L’arcivescovo di Modena-Nonantola, mons. Erio Castellucci, vicepresidente della Conferenza episcopale italiana, aprirà i lavori del convegno “Educare al bene all’ombra del male – Quali vie di giustizia sono possibili oggi?”, in programma sabato 14 marzo nella chiesa di San Carlo a Modena. L’appuntamento, inserito nella rassegna “Modena capitale italiana del volontariato”, prenderà il via alle 9.15. “Una giornata pensata non per addetti ai lavori, ma per chi riconosce che la giustizia e l’esecuzione penale non possono essere affrontate per compartimenti stagni, ma chiedono uno sguardo condiviso”, spiegano gli organizzatori.
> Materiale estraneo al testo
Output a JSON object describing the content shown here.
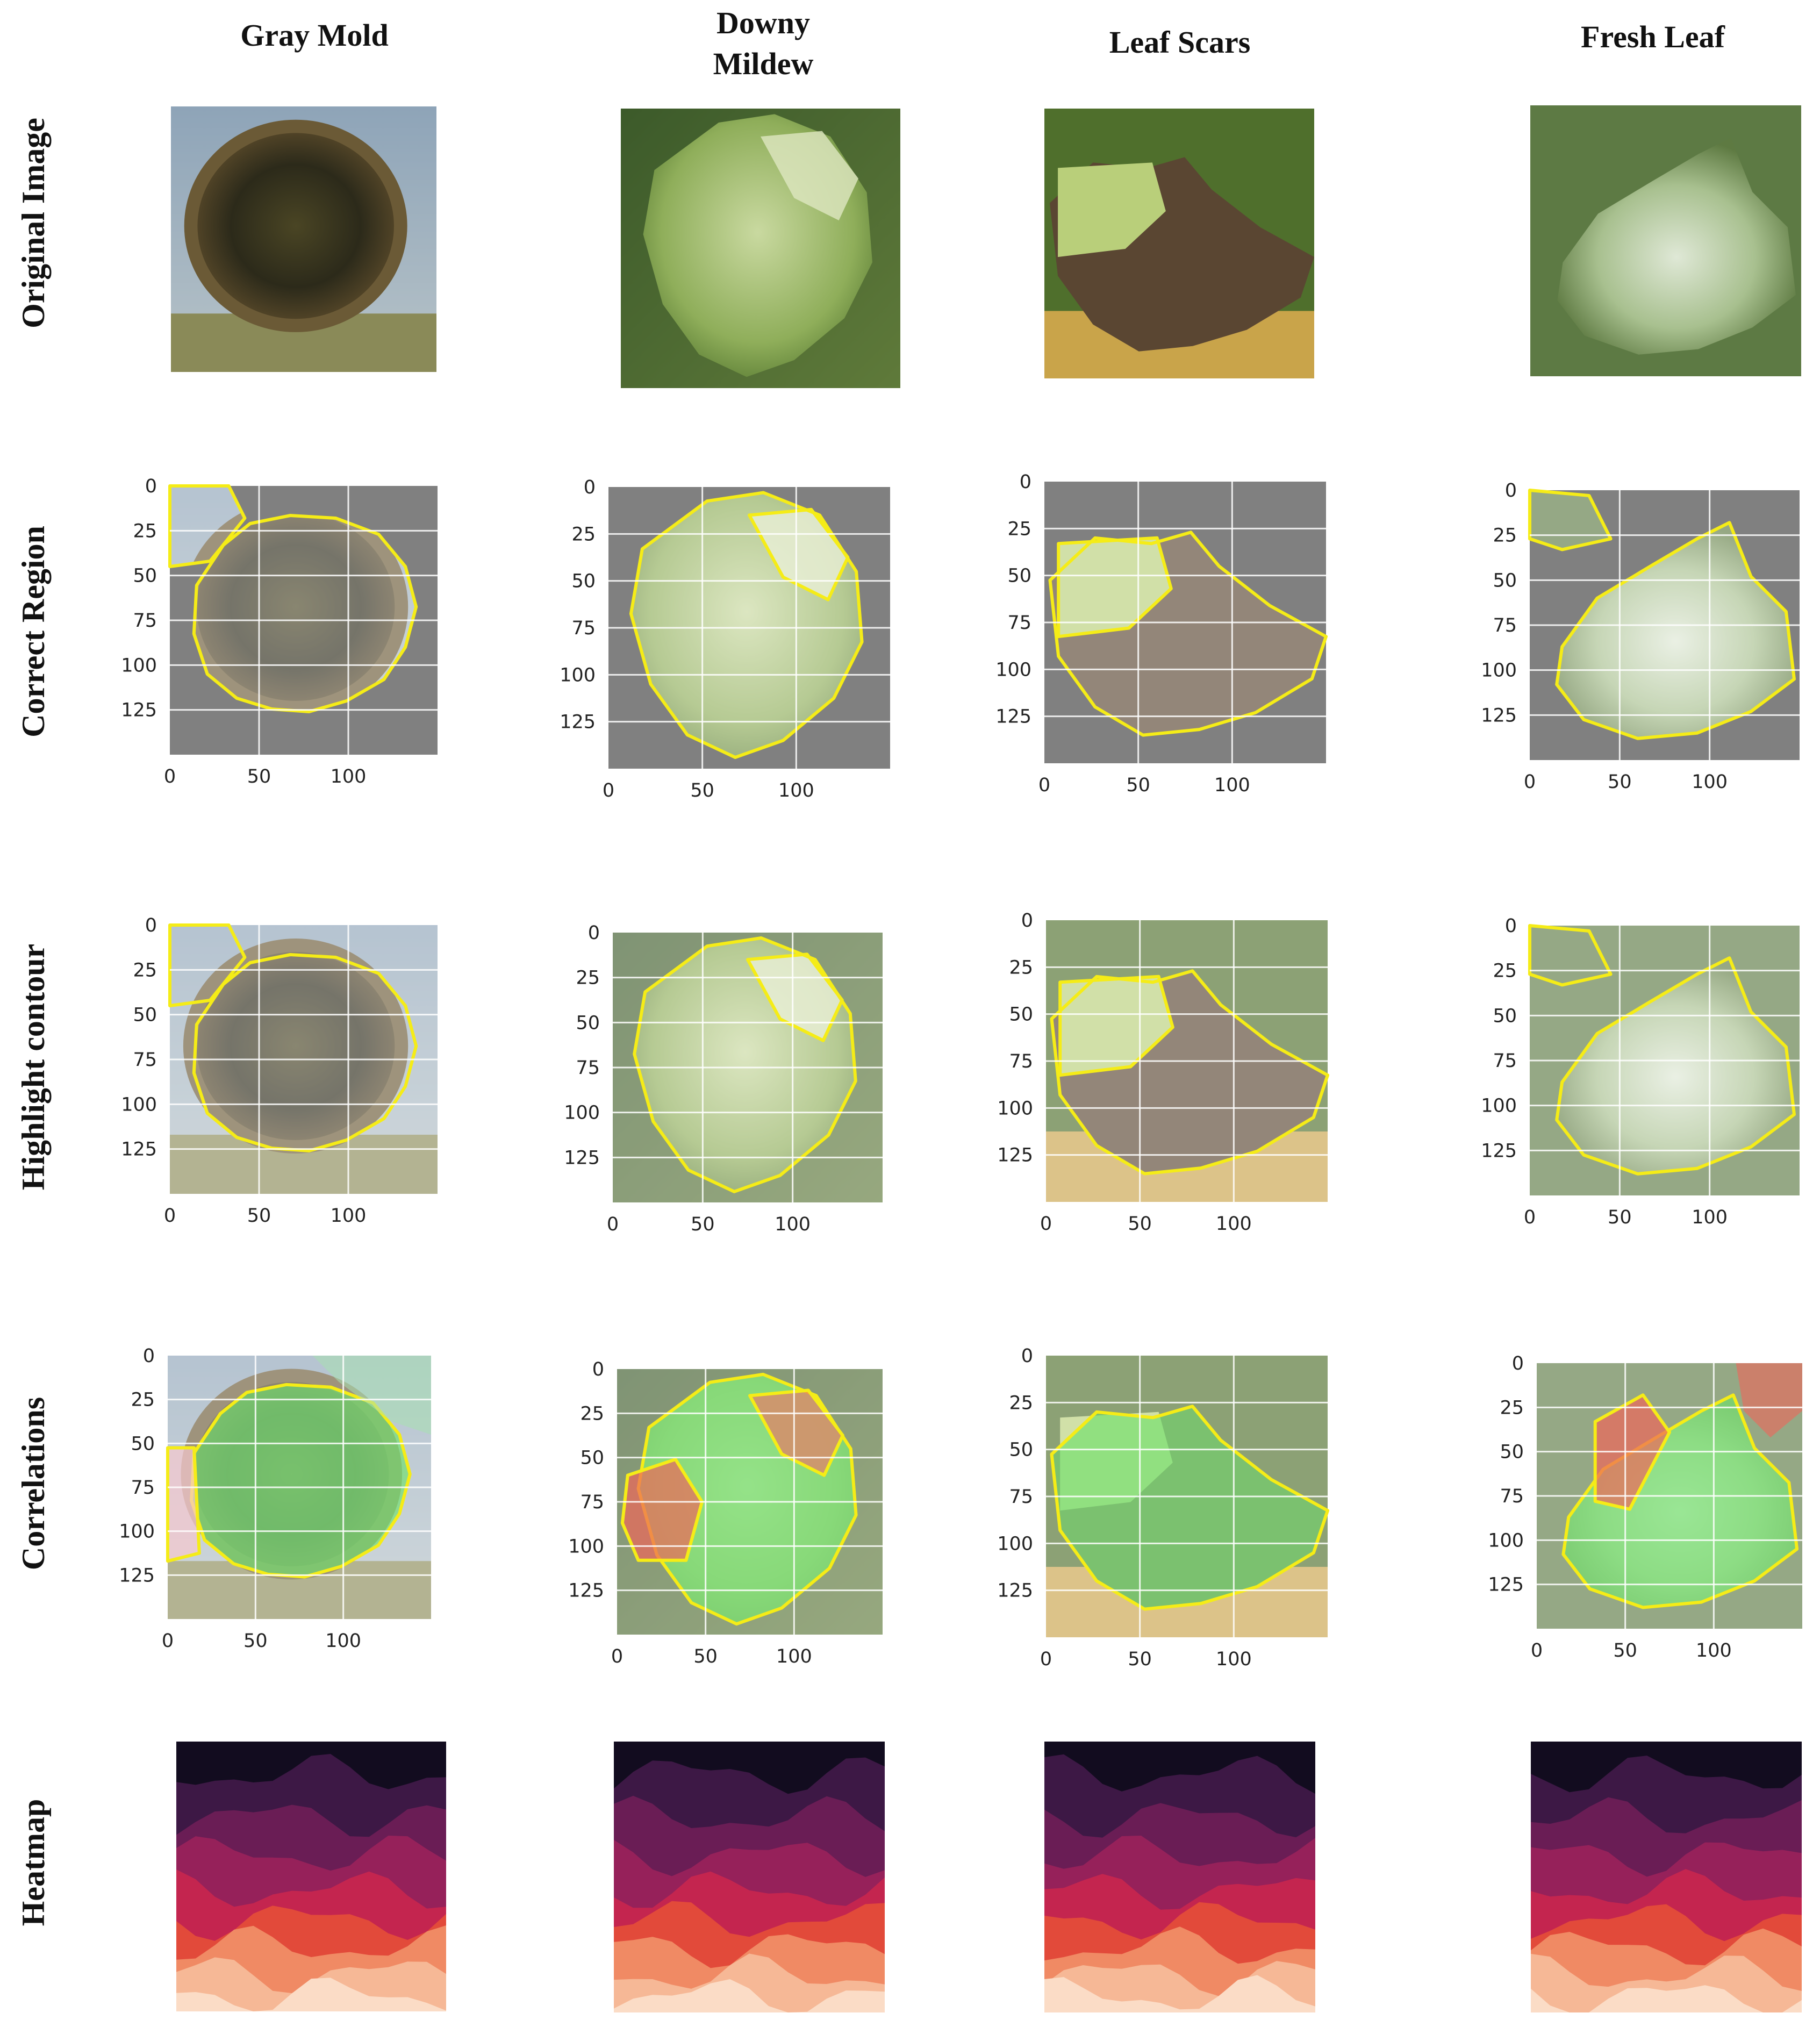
{
  "columns": [
    {
      "title_lines": [
        "Gray Mold"
      ]
    },
    {
      "title_lines": [
        "Downy",
        "Mildew"
      ]
    },
    {
      "title_lines": [
        "Leaf Scars"
      ]
    },
    {
      "title_lines": [
        "Fresh Leaf"
      ]
    }
  ],
  "rows": [
    {
      "label": "Original Image",
      "kind": "photo"
    },
    {
      "label": "Correct Region",
      "kind": "region"
    },
    {
      "label": "Highlight contour",
      "kind": "contour"
    },
    {
      "label": "Correlations",
      "kind": "correlation"
    },
    {
      "label": "Heatmap",
      "kind": "heatmap"
    }
  ],
  "axes": {
    "y_ticks": [
      "0",
      "25",
      "50",
      "75",
      "100",
      "125"
    ],
    "x_ticks": [
      "0",
      "50",
      "100"
    ]
  },
  "colors": {
    "mask_gray": "#808080",
    "contour_yellow": "#f5ec17",
    "positive_green": "#6fe06a",
    "negative_red": "#f0665a",
    "heatmap_palette": [
      "#120c1f",
      "#3d1845",
      "#6a1d55",
      "#96215a",
      "#c4254f",
      "#e24a3a",
      "#f08a64",
      "#f6b896",
      "#fbdcc6"
    ]
  }
}
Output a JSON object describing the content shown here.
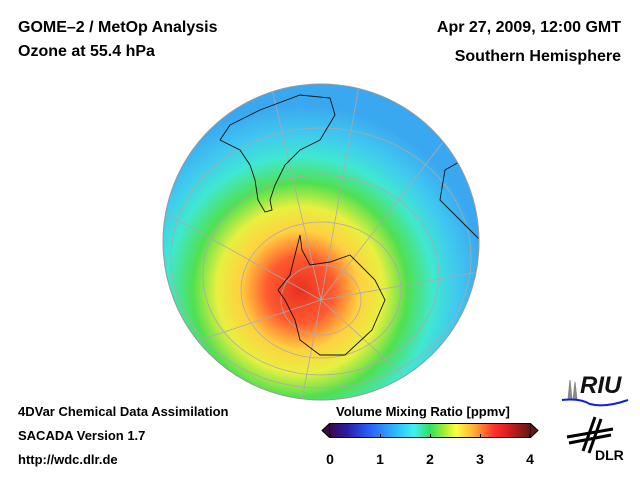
{
  "header": {
    "title_line1": "GOME–2 / MetOp Analysis",
    "title_line2": "Ozone at 55.4 hPa",
    "datetime": "Apr 27, 2009, 12:00 GMT",
    "region": "Southern Hemisphere"
  },
  "footer": {
    "line1": "4DVar Chemical Data Assimilation",
    "line2": "SACADA Version 1.7",
    "url": "http://wdc.dlr.de"
  },
  "colorbar": {
    "title": "Volume Mixing Ratio [ppmv]",
    "ticks": [
      "0",
      "1",
      "2",
      "3",
      "4"
    ],
    "range": [
      0,
      4
    ]
  },
  "logos": {
    "riu": "RIU",
    "dlr": "DLR"
  }
}
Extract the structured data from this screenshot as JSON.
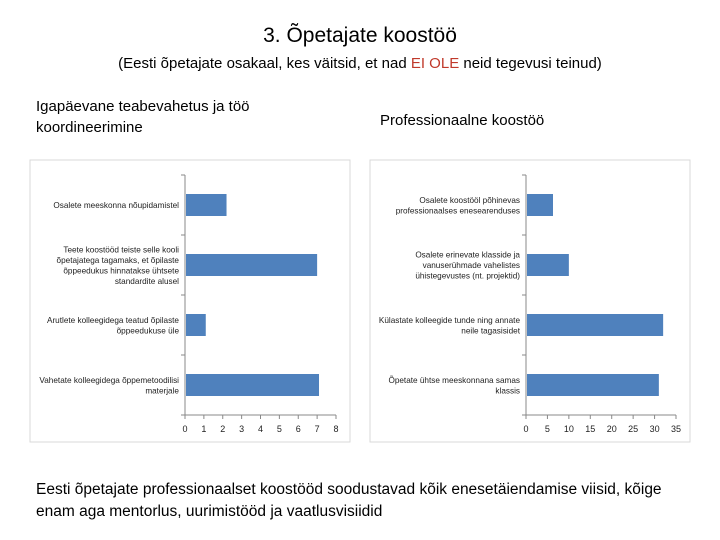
{
  "slide": {
    "title": "3. Õpetajate koostöö",
    "subtitle_before": "(Eesti õpetajate osakaal, kes väitsid, et nad ",
    "subtitle_highlight": "EI OLE",
    "subtitle_after": " neid tegevusi teinud)",
    "highlight_color": "#c0392b",
    "footer": "Eesti õpetajate professionaalset koostööd soodustavad kõik enesetäiendamise viisid, kõige enam aga mentorlus, uurimistööd ja vaatlusvisiidid"
  },
  "chart_data": [
    {
      "type": "bar",
      "orientation": "horizontal",
      "title": "Igapäevane teabevahetus ja töö koordineerimine",
      "categories": [
        [
          "Osalete meeskonna nõupidamistel"
        ],
        [
          "Teete koostööd teiste selle kooli",
          "õpetajatega tagamaks, et õpilaste",
          "õppeedukus hinnatakse ühtsete",
          "standardite alusel"
        ],
        [
          "Arutlete kolleegidega teatud õpilaste",
          "õppeedukuse üle"
        ],
        [
          "Vahetate kolleegidega õppemetoodilisi",
          "materjale"
        ]
      ],
      "values": [
        2.2,
        7.0,
        1.1,
        7.1
      ],
      "xlim": [
        0,
        8
      ],
      "xticks": [
        "0",
        "1",
        "2",
        "3",
        "4",
        "5",
        "6",
        "7",
        "8"
      ],
      "bar_color": "#4f81bd",
      "grid": false
    },
    {
      "type": "bar",
      "orientation": "horizontal",
      "title": "Professionaalne koostöö",
      "categories": [
        [
          "Osalete koostööl põhinevas",
          "professionaalses enesearenduses"
        ],
        [
          "Osalete erinevate klasside ja",
          "vanuserühmade vahelistes",
          "ühistegevustes (nt. projektid)"
        ],
        [
          "Külastate kolleegide tunde ning annate",
          "neile tagasisidet"
        ],
        [
          "Õpetate ühtse meeskonnana samas",
          "klassis"
        ]
      ],
      "values": [
        6.3,
        10.0,
        32.0,
        31.0
      ],
      "xlim": [
        0,
        35
      ],
      "xticks": [
        "0",
        "5",
        "10",
        "15",
        "20",
        "25",
        "30",
        "35"
      ],
      "bar_color": "#4f81bd",
      "grid": false
    }
  ]
}
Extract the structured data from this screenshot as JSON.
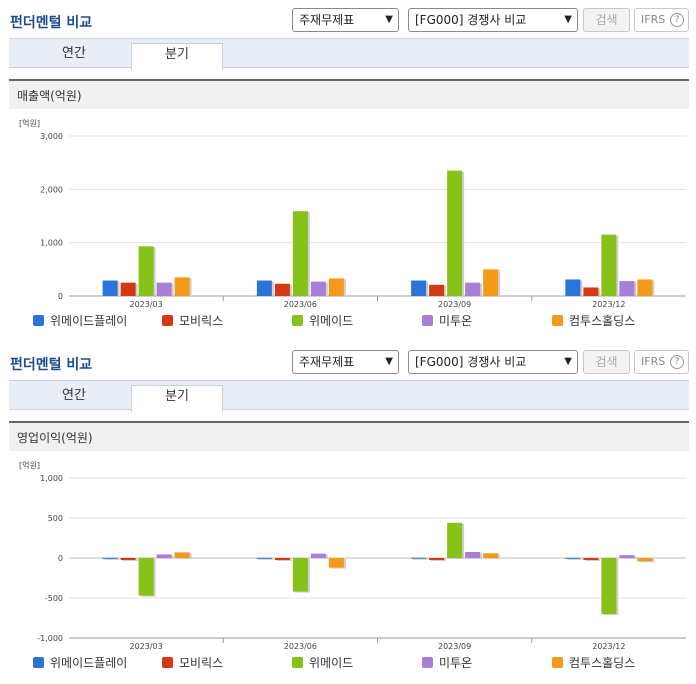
{
  "colors": {
    "series": [
      "#2b73d6",
      "#d33a14",
      "#86c21a",
      "#a77fd6",
      "#f49a1a"
    ]
  },
  "panels": [
    {
      "title": "펀더멘털 비교",
      "select1": "주재무제표",
      "select2": "[FG000] 경쟁사 비교",
      "search_label": "검색",
      "ifrs_label": "IFRS",
      "help_glyph": "?",
      "tabs": [
        "연간",
        "분기"
      ],
      "active_tab": 1,
      "section_title": "매출액(억원)",
      "unit_label": "[억원]",
      "legend": [
        "위메이드플레이",
        "모비릭스",
        "위메이드",
        "미투온",
        "컴투스홀딩스"
      ]
    },
    {
      "title": "펀더멘털 비교",
      "select1": "주재무제표",
      "select2": "[FG000] 경쟁사 비교",
      "search_label": "검색",
      "ifrs_label": "IFRS",
      "help_glyph": "?",
      "tabs": [
        "연간",
        "분기"
      ],
      "active_tab": 1,
      "section_title": "영업이익(억원)",
      "unit_label": "[억원]",
      "legend": [
        "위메이드플레이",
        "모비릭스",
        "위메이드",
        "미투온",
        "컴투스홀딩스"
      ]
    }
  ],
  "chart_data": [
    {
      "type": "bar",
      "ylabel": "[억원]",
      "ylim": [
        0,
        3000
      ],
      "yticks": [
        "0",
        "1,000",
        "2,000",
        "3,000"
      ],
      "ytick_values": [
        0,
        1000,
        2000,
        3000
      ],
      "categories": [
        "2023/03",
        "2023/06",
        "2023/09",
        "2023/12"
      ],
      "grid": true,
      "legend_position": "bottom",
      "series": [
        {
          "name": "위메이드플레이",
          "values": [
            290,
            290,
            290,
            310
          ]
        },
        {
          "name": "모비릭스",
          "values": [
            250,
            230,
            210,
            160
          ]
        },
        {
          "name": "위메이드",
          "values": [
            930,
            1590,
            2350,
            1150
          ]
        },
        {
          "name": "미투온",
          "values": [
            250,
            270,
            250,
            280
          ]
        },
        {
          "name": "컴투스홀딩스",
          "values": [
            350,
            330,
            500,
            310
          ]
        }
      ]
    },
    {
      "type": "bar",
      "ylabel": "[억원]",
      "ylim": [
        -1000,
        1000
      ],
      "yticks": [
        "-1,000",
        "-500",
        "0",
        "500",
        "1,000"
      ],
      "ytick_values": [
        -1000,
        -500,
        0,
        500,
        1000
      ],
      "categories": [
        "2023/03",
        "2023/06",
        "2023/09",
        "2023/12"
      ],
      "grid": true,
      "legend_position": "bottom",
      "series": [
        {
          "name": "위메이드플레이",
          "values": [
            2,
            2,
            3,
            2
          ]
        },
        {
          "name": "모비릭스",
          "values": [
            -25,
            -25,
            -25,
            -25
          ]
        },
        {
          "name": "위메이드",
          "values": [
            -470,
            -420,
            440,
            -700
          ]
        },
        {
          "name": "미투온",
          "values": [
            45,
            55,
            75,
            35
          ]
        },
        {
          "name": "컴투스홀딩스",
          "values": [
            70,
            -120,
            60,
            -40
          ]
        }
      ]
    }
  ]
}
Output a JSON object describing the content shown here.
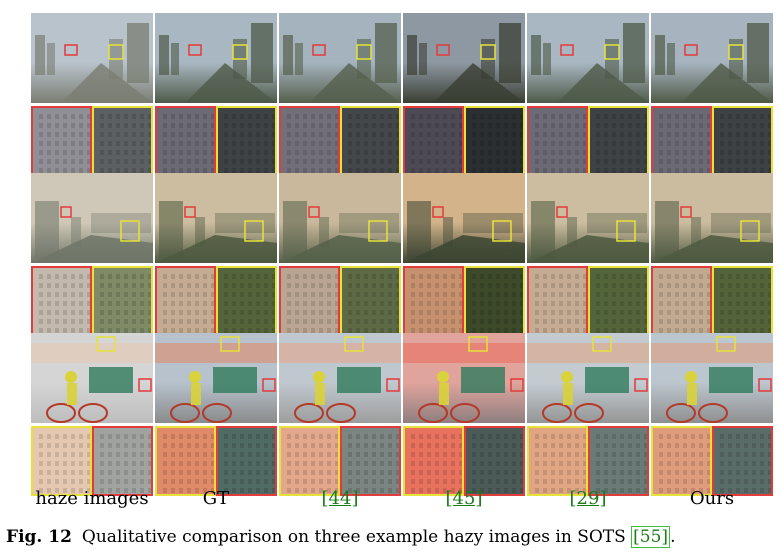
{
  "figure": {
    "column_labels": [
      {
        "text": "haze images",
        "cite": false
      },
      {
        "text": "GT",
        "cite": false
      },
      {
        "text": "[44]",
        "cite": true
      },
      {
        "text": "[45]",
        "cite": true
      },
      {
        "text": "[29]",
        "cite": true
      },
      {
        "text": "Ours",
        "cite": false
      }
    ],
    "rows": [
      {
        "scene": "city-buildings-hazy-daylight",
        "sky": [
          "#b9c3cc",
          "#a9b7c2",
          "#a5b3be",
          "#8e98a2",
          "#a9b7c2",
          "#a7b4c0"
        ],
        "ground": [
          "#7a7d72",
          "#4e5a48",
          "#55604d",
          "#3a3f33",
          "#4e5a48",
          "#4f5a47"
        ],
        "crop_left": [
          "#8f8f95",
          "#6c6a74",
          "#726f78",
          "#4d4a55",
          "#6c6a74",
          "#6b6973"
        ],
        "crop_right": [
          "#5d6063",
          "#3e4245",
          "#43474a",
          "#2c2f31",
          "#3e4245",
          "#3d4144"
        ]
      },
      {
        "scene": "city-skyline-sunset-haze",
        "sky": [
          "#cfc8b8",
          "#cdbda0",
          "#c9b89b",
          "#d2b38a",
          "#cdbda0",
          "#ccbc9f"
        ],
        "ground": [
          "#6f7567",
          "#4d5940",
          "#56614a",
          "#3c4533",
          "#4d5940",
          "#4e5941"
        ],
        "crop_left": [
          "#c3b9ac",
          "#c4ab92",
          "#b9a591",
          "#c7916f",
          "#c4ab92",
          "#c2aa91"
        ],
        "crop_right": [
          "#7f8a66",
          "#55653b",
          "#5d6a45",
          "#3c4a2a",
          "#55653b",
          "#54643a"
        ]
      },
      {
        "scene": "street-scene-people-bicycles",
        "sky": [
          "#d5d5d5",
          "#b7c2cc",
          "#c0c8cf",
          "#e0a49c",
          "#c3cbd1",
          "#bcc6ce"
        ],
        "ground": [
          "#bdbdbd",
          "#8a8a8a",
          "#9d9d9d",
          "#8e7f80",
          "#959595",
          "#8f8f8f"
        ],
        "crop_left": [
          "#e6c8b0",
          "#e08a6a",
          "#e3a78c",
          "#e9725f",
          "#e0a684",
          "#de9c7c"
        ],
        "crop_right": [
          "#a0a3a0",
          "#506a64",
          "#7b8582",
          "#4c5b57",
          "#6a7a76",
          "#5a6c67"
        ]
      }
    ]
  },
  "caption": {
    "fig_label": "Fig. 12",
    "text_before": "Qualitative comparison on three example hazy images in SOTS ",
    "ref": "[55]",
    "text_after": "."
  }
}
La discussione, moderata dalla giornalista Laura Solieri, proseguirà con i saluti del sindaco Massimo Mezzetti, del provveditore regionale dell’amministrazione penitenziaria Silvio Di Gregorio e di Alberto Caldana, presidente del Centro servizi volontariato di Modena. Interverrà quindi il card. Matteo Maria Zuppi, presidente della Cei e arcivescovo di Bologna, sulla sfida educativa in contesti difficili. Seguirà una tavola rotonda con Francesca Ranfagni, magistrato dell’Ufficio di sorveglianza di Modena, Alessandra Camporota, assessora, Orazio Sorrentini, direttore della Casa circondariale Sant’Anna, e Roberto Mariani, presidente dell’Ordine degli avvocati di Modena. I relatori affronteranno interrogativi come “Qual è il ruolo della cittadinanza attiva e del volontariato sulle questioni difficili che attraversano la nostra società?” e “Come passare dalla sanzione fine a sé stessa al progetto di reinserimento?”. Saranno inoltre presentate esperienze di giustizia riparativa attive sul territorio con Anna Cattaneo, InConTra – Centro giustizia riparativa di Bergamo, e Massimiliano Ferrarini, operatore della Caritas diocesana e responsabile del Tavolo del Terzo settore presso la Casa circondariale Sant’Anna. Nel pomeriggio sono previsti tavoli tematici su volontariato dentro e fuori le carceri, reinserimento dei detenuti e misure alternative. La riflessione conclusiva sarà affidata a suor Maria Bottura, direttrice del Servizio Caritas.